Jeremy Hunt will cut national insurance rather than income tax in next week’s Spring Budget, according to reports, but he will not have a huge amount of fiscal space to do so.

With the Conservatives trailing Labour by around 20 percentage points, Hunt is under a lot of pressure to announce crowd-pleasing tax cuts next week to revive his party’s electoral prospects.

The Chancellor has repeatedly stressed his determination to bring down the tax burden, which is on course to rise to record levels no matter what Hunt announces in the Budget.

The Times reported that the two main tax cuts being weighed up are a one percentage-point reduction in national insurance, costing about £4.5bn a year, and an extension of the fuel duty freeze, costing £1bn a year.

Although Hunt had been weighing up a 2p cut to income tax, which would cost over £13bn, this now looks too expensive given changing market expectations on interest rates.

Research from Dutch bank ING suggests that Hunt will have about £18bn in headroom to meet his key fiscal target of having debt falling in five years time. While this is up slightly from £13bn in November, it is significantly below estimates from just a few weeks ago due to changing interest rate expectations.

Markets now think that the Bank of England will cut interest rates more slowly than was thought at the beginning of the year, which will keep the cost of government borrowing high.

“The reappraisal of Bank of England rate cuts in financial markets means the money available for giveaways has dwindled over the past few weeks,” analysts at ING wrote.

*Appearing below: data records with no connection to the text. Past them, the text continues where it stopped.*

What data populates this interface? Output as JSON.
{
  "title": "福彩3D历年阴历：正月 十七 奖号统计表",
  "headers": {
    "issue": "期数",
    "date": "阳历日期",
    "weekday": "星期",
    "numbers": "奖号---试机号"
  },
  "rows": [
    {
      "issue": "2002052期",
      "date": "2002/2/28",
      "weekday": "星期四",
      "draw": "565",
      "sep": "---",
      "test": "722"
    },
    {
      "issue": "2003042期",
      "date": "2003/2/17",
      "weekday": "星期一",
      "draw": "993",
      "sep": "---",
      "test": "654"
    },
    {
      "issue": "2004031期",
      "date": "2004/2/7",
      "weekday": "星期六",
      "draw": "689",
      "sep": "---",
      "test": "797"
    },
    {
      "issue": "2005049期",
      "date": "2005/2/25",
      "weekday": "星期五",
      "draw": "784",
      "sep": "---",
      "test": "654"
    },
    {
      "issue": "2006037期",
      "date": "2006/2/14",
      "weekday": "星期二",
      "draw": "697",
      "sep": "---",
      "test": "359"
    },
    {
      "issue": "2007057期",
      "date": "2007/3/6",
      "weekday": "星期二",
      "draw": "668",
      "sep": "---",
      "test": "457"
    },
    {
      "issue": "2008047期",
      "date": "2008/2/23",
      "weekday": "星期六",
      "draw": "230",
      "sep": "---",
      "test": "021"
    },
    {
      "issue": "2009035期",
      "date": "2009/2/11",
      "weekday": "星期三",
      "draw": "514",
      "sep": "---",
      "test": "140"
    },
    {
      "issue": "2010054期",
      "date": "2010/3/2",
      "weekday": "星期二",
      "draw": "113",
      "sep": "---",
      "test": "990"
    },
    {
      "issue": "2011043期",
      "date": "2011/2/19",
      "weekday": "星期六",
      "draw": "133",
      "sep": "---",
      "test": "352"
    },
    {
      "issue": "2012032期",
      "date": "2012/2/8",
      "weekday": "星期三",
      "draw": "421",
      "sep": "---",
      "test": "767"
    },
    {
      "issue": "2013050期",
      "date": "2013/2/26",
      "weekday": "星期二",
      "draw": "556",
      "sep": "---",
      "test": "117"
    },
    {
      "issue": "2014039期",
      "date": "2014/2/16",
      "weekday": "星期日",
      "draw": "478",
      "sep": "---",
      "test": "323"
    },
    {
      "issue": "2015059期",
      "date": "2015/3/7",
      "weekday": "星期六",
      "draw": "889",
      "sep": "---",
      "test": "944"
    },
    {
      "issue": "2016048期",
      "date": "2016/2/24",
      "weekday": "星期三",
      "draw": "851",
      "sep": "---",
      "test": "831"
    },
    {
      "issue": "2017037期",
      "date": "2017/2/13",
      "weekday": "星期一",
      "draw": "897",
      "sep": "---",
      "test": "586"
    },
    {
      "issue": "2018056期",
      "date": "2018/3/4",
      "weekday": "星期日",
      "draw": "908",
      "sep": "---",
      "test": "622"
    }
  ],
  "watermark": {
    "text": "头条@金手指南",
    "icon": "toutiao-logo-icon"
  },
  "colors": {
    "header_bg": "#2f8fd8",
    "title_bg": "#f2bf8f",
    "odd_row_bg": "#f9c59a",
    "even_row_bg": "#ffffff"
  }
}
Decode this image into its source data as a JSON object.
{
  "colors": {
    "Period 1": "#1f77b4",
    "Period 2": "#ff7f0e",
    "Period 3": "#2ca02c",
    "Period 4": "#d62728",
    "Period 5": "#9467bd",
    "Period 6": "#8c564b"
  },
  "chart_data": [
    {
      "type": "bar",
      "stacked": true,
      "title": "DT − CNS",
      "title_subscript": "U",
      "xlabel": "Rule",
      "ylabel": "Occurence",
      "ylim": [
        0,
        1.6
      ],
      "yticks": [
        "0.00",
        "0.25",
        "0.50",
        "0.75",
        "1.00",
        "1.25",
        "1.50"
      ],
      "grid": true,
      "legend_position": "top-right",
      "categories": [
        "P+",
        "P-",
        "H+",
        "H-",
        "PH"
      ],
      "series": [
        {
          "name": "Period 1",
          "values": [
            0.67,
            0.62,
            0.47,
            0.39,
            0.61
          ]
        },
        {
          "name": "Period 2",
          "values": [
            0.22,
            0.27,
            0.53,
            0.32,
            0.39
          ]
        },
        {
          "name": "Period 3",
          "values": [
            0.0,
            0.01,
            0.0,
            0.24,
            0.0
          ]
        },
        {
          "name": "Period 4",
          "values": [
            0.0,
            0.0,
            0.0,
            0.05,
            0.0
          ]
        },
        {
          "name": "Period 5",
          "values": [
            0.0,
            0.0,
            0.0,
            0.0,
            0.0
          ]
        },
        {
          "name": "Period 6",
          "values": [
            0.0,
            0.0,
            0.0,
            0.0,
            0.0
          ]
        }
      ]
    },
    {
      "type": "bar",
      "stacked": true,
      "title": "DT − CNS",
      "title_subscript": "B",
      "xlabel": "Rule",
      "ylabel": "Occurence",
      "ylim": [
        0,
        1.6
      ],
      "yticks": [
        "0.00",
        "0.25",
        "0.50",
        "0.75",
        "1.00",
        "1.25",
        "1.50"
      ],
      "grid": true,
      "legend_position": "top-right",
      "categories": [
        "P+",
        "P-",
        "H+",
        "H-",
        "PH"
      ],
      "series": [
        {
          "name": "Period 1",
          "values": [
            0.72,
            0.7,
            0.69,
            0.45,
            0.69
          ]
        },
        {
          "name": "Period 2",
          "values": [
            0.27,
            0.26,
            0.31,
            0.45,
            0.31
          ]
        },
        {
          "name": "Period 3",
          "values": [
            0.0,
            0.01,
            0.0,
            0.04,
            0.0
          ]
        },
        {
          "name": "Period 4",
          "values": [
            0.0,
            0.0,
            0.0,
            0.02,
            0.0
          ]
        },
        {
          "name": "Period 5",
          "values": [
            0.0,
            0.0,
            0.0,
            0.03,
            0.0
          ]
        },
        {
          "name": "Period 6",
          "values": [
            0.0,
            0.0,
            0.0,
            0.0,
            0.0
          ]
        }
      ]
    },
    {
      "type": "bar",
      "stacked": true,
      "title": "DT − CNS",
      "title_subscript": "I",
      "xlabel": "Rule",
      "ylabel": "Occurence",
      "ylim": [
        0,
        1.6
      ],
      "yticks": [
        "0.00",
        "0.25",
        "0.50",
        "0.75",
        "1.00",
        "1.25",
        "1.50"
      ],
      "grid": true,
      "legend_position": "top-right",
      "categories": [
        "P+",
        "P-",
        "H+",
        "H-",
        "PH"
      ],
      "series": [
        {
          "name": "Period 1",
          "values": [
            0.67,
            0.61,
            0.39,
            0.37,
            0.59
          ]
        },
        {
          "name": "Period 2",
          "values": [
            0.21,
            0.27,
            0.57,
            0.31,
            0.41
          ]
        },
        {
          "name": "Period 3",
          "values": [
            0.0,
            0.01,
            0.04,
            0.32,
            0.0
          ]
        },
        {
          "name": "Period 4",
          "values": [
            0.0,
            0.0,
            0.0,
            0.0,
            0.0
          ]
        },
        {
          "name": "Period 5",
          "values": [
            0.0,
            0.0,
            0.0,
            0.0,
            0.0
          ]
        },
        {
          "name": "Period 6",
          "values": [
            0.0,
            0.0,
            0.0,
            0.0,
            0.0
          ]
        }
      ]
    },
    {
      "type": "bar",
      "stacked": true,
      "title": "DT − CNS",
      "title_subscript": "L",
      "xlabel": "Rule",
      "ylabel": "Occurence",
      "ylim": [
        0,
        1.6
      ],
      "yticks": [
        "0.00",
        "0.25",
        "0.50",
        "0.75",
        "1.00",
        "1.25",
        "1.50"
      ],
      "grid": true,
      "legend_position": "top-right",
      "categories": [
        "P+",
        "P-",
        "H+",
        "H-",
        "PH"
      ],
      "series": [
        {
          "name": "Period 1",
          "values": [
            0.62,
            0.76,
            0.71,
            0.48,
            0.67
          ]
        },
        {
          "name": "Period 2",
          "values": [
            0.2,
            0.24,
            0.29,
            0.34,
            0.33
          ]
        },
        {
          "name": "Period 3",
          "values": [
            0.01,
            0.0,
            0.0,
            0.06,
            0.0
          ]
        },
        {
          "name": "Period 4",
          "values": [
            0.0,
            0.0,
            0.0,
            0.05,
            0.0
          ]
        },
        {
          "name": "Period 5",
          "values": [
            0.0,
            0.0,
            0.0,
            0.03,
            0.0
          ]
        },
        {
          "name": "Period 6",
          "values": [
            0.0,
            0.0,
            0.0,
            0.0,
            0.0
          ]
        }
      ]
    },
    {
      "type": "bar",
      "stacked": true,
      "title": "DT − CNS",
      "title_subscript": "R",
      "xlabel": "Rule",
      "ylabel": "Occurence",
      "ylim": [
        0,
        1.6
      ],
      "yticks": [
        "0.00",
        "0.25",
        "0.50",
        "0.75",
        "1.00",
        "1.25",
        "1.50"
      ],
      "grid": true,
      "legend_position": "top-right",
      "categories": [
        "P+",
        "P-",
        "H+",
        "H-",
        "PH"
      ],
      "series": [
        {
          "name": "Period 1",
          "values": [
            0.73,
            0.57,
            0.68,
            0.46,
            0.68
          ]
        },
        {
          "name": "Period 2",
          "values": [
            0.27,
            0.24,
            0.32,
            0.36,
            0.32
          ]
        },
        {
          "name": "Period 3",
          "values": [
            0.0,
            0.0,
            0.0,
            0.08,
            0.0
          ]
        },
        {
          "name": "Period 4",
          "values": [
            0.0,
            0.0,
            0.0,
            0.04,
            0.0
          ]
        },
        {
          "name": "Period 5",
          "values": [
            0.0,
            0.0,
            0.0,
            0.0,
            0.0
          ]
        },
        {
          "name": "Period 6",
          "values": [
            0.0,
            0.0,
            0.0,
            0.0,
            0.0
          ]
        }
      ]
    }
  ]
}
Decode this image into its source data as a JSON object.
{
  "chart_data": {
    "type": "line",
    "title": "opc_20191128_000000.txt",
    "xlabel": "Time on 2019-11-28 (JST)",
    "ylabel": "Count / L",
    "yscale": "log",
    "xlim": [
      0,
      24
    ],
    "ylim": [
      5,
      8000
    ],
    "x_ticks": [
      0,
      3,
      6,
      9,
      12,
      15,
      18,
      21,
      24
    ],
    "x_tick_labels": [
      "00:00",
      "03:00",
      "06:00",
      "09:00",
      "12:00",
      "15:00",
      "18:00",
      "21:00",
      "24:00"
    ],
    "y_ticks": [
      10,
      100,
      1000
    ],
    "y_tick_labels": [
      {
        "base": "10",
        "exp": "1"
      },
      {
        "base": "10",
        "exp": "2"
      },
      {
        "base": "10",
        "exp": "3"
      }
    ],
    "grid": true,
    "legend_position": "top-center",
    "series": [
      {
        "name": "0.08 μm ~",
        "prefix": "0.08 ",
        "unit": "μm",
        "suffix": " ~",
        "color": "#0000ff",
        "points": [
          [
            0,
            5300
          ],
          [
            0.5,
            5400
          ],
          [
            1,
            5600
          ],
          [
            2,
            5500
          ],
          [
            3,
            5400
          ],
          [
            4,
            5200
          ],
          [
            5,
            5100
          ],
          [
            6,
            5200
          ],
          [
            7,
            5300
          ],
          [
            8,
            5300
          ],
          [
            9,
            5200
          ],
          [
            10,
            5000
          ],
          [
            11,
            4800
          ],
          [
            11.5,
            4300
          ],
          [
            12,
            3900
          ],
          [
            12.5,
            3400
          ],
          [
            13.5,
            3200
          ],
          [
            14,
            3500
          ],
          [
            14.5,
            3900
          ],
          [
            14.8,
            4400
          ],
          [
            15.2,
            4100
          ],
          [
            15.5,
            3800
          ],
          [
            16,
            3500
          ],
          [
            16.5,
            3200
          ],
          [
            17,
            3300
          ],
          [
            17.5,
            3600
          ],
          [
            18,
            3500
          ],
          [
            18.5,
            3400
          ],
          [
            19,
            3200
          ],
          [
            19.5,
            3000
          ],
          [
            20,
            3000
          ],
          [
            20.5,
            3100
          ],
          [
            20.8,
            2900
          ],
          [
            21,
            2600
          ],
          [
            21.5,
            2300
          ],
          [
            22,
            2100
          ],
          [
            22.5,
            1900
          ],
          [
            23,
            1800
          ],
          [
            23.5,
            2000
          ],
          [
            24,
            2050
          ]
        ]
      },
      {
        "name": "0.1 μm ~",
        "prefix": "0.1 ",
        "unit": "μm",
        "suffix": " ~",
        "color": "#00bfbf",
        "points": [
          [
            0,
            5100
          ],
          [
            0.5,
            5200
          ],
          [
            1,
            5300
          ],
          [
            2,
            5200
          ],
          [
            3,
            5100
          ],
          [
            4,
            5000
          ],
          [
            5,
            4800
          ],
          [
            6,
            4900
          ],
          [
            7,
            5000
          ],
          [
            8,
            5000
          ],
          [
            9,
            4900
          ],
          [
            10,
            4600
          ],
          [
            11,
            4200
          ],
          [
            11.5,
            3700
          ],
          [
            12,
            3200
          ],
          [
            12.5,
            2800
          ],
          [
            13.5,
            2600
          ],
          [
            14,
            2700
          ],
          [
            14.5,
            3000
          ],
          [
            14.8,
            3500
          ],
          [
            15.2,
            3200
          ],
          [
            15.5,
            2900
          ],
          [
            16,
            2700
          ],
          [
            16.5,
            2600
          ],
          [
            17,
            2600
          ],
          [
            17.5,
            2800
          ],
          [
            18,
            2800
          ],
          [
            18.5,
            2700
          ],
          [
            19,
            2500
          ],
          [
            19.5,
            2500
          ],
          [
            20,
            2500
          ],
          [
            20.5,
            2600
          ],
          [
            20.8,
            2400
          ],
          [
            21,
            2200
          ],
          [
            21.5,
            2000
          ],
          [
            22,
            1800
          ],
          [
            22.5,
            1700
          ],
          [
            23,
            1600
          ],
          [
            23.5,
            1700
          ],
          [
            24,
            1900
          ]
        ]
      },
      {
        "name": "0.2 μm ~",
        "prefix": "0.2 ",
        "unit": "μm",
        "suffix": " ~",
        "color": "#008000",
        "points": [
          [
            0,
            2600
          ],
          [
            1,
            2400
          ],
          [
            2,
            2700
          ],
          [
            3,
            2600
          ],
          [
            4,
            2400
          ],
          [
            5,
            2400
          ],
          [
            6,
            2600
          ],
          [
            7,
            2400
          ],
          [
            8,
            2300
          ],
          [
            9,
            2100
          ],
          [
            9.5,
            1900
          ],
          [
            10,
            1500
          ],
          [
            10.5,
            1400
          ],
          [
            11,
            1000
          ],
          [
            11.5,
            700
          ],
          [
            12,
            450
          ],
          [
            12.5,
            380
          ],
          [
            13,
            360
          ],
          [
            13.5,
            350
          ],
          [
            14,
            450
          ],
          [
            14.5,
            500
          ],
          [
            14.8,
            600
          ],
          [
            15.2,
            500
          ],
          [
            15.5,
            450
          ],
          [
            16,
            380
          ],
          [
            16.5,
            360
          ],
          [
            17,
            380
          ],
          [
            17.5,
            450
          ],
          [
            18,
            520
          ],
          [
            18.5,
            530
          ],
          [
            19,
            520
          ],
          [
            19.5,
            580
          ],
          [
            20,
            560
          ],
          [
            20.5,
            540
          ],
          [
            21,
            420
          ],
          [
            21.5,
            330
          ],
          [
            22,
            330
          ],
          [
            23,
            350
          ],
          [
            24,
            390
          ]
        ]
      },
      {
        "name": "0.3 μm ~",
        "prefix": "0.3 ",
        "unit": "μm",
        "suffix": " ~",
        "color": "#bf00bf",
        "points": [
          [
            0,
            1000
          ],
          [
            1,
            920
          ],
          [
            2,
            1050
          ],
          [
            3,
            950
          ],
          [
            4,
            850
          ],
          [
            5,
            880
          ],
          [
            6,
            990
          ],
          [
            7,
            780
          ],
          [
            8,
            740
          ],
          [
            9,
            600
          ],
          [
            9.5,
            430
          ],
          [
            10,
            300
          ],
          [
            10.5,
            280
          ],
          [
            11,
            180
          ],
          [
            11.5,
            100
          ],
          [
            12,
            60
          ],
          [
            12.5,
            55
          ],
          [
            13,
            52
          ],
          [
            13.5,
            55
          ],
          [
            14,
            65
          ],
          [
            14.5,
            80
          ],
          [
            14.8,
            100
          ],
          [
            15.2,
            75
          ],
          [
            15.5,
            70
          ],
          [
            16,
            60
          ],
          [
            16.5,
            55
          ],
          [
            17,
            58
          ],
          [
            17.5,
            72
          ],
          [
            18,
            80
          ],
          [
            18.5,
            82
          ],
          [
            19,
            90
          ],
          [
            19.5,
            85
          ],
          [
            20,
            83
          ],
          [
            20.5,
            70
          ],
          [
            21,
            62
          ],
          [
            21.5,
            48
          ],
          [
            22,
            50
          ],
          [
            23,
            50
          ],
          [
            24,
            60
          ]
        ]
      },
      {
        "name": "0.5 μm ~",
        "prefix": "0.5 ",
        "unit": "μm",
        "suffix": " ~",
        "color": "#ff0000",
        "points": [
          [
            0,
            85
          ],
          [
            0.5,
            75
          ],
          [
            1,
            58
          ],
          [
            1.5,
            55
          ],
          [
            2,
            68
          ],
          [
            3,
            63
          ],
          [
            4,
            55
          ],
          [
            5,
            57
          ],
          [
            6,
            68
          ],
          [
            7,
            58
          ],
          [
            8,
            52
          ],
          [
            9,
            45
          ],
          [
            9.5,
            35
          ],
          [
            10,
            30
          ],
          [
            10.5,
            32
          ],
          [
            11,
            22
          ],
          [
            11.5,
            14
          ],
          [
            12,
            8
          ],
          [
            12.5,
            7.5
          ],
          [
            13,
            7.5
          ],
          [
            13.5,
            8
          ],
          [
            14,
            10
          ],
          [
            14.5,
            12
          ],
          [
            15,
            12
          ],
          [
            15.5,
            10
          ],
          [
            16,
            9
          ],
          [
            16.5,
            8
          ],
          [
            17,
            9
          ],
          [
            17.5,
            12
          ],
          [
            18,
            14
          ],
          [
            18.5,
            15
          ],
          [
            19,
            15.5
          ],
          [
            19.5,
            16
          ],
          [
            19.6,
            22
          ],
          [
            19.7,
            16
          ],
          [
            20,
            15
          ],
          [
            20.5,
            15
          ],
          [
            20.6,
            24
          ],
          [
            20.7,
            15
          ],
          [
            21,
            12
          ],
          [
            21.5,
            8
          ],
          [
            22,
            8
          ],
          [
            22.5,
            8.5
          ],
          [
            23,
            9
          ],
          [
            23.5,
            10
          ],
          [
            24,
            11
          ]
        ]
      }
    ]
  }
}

The analysts said that investors are “keeping an eye on UK fiscal risk”. Although the situation today looks “very different” to the Truss mini-budget in Autumn 2022, “fresh tax cuts could still apply some upward pressure on yields”.

In a report released today the IFS warned said that if the Conservatives wanted to cut taxes, then they should provide more detail on how government spending would change after the election.

A number of economists have argued that Hunt’s post-election spending plans are unrealistic, as it will impose significant real terms spending cuts on already struggling government departments.

“Until the government is willing to provide more detail on its spending plans in a Spending Review, it should refrain from providing detail on tax cuts,” Martin Mikloš, a Research Economist at IFS and an author of the report, said.